Last Sunday I received word that my oldest brother, Brian, had passed away. This was a definite shock, especially after the deaths of our mothers this past year. A shock, but no real surprise. My brother was very ill, though not in the traditional sense. He was emotionally unwell and struggled with alcoholism.

After our mother passed away, his physical and mental health seems to deteriorate. I would have known this as it was happening had I been in contact with him this past year and four months, but, unfortunately, I was not.

I loved my brother, very much, and tried to stay close with him. His disease and everything that happened this past year did not make a good combination for proper communication, or so I thought. I regret not trying to get into contact with him to let him know I was there for him. I thought about him all of the time, but he never knew it. My only reconciliation to this is that he knows all of this, now. His terrible suffering is over. He has finally found his peace.

This is my lesson to you. We all pass away. We do not know when. Most of us do not know how.

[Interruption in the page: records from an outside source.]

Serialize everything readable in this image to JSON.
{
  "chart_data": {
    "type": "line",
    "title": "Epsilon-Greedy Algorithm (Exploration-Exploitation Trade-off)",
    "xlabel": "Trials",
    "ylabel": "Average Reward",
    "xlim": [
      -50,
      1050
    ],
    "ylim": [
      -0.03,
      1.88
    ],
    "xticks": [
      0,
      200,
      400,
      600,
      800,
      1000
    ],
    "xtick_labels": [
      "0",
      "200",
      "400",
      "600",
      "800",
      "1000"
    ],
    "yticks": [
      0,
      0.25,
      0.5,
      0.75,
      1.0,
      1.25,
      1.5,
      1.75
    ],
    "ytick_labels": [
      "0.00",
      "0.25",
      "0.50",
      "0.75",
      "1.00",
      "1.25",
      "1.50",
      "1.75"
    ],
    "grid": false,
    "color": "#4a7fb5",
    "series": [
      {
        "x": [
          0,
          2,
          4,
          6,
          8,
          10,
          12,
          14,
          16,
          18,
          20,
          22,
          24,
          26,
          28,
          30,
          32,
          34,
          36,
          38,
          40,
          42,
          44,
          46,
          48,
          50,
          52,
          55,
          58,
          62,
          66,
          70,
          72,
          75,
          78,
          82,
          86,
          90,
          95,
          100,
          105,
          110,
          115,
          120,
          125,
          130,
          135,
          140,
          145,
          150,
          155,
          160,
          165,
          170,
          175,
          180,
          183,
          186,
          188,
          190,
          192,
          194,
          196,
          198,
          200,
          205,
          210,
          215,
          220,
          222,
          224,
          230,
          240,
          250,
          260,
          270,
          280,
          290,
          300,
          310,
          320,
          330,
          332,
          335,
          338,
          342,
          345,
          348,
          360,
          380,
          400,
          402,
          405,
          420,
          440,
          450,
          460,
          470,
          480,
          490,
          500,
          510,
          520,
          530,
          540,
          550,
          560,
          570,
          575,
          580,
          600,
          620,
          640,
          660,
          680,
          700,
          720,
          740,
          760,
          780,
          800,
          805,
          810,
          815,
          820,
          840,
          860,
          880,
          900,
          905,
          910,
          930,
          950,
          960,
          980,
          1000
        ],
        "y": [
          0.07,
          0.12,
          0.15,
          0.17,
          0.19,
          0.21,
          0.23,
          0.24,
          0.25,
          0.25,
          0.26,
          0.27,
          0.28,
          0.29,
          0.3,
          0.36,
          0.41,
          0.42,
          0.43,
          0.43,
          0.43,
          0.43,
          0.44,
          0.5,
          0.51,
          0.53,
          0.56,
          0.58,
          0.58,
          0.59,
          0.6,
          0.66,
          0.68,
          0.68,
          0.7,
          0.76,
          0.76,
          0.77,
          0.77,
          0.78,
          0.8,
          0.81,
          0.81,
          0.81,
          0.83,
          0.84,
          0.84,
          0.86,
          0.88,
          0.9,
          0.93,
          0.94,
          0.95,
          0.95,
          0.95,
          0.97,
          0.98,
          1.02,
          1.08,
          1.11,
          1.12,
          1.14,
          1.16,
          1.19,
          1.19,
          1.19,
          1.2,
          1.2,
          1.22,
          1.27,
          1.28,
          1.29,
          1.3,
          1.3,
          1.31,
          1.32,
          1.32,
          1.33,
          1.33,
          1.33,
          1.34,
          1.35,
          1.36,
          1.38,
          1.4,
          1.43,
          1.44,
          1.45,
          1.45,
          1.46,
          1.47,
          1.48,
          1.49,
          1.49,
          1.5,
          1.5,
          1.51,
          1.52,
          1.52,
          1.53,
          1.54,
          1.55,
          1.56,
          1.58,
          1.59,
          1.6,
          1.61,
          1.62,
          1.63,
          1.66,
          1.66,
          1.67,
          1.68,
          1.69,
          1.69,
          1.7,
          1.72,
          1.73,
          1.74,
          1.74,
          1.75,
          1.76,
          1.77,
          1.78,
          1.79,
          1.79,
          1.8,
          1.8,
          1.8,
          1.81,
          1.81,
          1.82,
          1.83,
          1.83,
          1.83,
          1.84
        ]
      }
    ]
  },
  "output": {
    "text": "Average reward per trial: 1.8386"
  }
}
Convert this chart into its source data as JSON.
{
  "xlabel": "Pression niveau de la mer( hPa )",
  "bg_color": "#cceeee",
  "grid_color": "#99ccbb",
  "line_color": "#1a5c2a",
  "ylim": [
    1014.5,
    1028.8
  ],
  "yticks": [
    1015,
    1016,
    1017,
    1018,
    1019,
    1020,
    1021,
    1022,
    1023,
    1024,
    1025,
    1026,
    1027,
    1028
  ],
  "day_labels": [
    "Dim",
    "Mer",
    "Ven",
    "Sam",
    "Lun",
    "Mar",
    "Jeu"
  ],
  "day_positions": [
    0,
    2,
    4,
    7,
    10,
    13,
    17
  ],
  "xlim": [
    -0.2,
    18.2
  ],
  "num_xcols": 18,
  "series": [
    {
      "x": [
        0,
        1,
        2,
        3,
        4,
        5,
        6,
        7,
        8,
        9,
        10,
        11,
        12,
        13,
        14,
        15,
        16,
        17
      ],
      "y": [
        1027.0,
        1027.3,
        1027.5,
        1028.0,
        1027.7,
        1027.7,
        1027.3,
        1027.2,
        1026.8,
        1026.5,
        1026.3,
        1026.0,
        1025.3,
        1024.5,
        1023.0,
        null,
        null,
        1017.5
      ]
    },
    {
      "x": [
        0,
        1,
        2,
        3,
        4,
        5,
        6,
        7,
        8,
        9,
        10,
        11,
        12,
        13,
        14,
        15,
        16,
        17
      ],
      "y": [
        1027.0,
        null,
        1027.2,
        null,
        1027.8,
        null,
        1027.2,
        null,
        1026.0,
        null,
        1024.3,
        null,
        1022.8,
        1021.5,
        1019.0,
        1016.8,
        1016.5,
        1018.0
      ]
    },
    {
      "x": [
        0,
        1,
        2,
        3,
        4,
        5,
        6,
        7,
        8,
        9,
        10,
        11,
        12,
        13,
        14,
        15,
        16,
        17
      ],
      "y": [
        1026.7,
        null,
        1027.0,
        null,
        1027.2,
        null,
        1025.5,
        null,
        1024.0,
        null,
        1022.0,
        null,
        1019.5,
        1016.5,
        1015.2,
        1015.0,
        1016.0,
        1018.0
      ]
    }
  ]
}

Knowing this, why do many of us still waste time with 'quarrelling'? We forget that our time here is limited; limited for ourselves and to be with each other. We forget that it can all change in the blink of an eye. We forget that time can pass so fast; within that blink. And, before we know it, a year has passed and we have lost time that of which we will never get back.

Though the real peace comes after we leave this realm, we do not require death to find it. We may have it in this place, as well. We bring it to ourselves, though. And, paradoxically, we have the power to bring it to others through our unselfish and pure-of-heart actions, though we must never rely on another to bring peace to us.

You can give that gift, unselfishly, to another through your actions of caring, understanding, tolerance, loving-kindness, and presence. I urge you to reach out and embrace your loved ones. Break silences and offer understanding. Live your authentic life, in a way that will keep you at peace and bring peace to everyone around you.

I wish you all so much luck on your journey's. Now, go give someone you love a hug or a phone call. And be sure to live each of your days as if it could be your last--with passion and compassion, love and abandon.